The calculation processes for the components in Eq. (3.2) are long, as there are circa 15 equations to be solved in total. The calculation of heat transfer for clusters is particularly arduous, where variables such as gas layer thickness, the mean distance a cluster falls along the wall, and the specific heat of the clusters need to be calculated. Figure 3.13 illustrates the formation of a cluster in the vicinity of the wall. It is formed, then it flows along the wall at a distance that is the length of the gas gap and then it is disintegrated. Lc in the figure denotes the distance that the cluster falls along the wall and f is the fraction of the wall covered by the cluster. The figure also shows the temperature profile by the wall, showing a uniform distribution at the core and increasingly large gradients in the annulus layer when moving towards the wall. The major challenge for using Eq. (3.2) is solving f in different operating conditions.

Figure 3.13. Single cluster formation, gas gap and temperature profile by the furnace walls (Blaszczuk & Nowak 2014, 738).

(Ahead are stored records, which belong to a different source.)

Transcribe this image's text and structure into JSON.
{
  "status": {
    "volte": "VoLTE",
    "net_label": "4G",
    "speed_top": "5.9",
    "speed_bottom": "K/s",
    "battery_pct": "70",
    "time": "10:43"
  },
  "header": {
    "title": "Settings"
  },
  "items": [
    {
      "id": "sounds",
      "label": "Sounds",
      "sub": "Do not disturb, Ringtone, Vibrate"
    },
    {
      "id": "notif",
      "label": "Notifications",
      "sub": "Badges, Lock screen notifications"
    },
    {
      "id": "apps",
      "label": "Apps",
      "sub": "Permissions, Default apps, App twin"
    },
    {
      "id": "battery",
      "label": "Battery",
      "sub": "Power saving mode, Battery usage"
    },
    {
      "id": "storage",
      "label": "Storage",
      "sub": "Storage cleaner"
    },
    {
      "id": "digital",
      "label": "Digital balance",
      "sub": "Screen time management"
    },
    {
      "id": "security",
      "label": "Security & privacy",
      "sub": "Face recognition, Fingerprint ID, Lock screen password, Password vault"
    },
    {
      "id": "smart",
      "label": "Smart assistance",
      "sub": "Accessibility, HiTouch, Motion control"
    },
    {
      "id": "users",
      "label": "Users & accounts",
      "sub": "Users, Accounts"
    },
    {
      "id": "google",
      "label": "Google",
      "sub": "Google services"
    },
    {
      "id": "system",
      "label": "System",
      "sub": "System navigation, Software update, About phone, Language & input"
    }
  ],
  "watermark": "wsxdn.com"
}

Referring to the objectives of this thesis, the Apros CFB model should be further developed based on this theoretical overview. The methodology for solving the HTC as presented above requires an excessive amount of data which is not available. Therefore, a simpler way to solve the HTC is needed.

Dutta and Basu (2002, 89) gathered data from a 170 MWe CFB boiler. They came to the conclusion that the total HTC on the water walls and wing walls depends mainly on the radial average of suspension density and temperature, and can be expressed as

ℎ_{water wall}= 𝐶_{water wall}∙ 𝜌_avg^0.391∙ 𝑇_avg^0.408 (3.3) ℎ_{wing wall}= 𝐶_{wing wall}∙ 𝜌_avg^0.37∙ 𝑇_avg^0.425, (3.4) where 𝐶_{water wall} constant, 5.0 [-],

𝐶_{wing wall} constant, 3.6 [-],

𝜌_avg average suspension density [kg/m³], 𝑇_avg average temperature [°C].

The equations were validated by Dutta and Basu (Ibid., 89–90) for several commercial CFB boilers, showing good agreement. The researchers did not, however, present exact ranges for suspension densities or temperatures within which the equations are valid. It must then only be assumed that the ranges consist of normal operating conditions of commercial boilers.

For temperatures this means 800…900 °C.

These equations do not take into account the separate effects of particle convection or radiation, for instance. They are therefore less accurate compared to Eq. (3.2), but being simple, they respond better to the requirements of this thesis. Eq. (3.2) contains several variables that are not available in the Apros CFB model and it would require much further development to make the equation functional. This could be one issue for development in the future if the equation is considered necessary and if a detailed cluster formation model is available.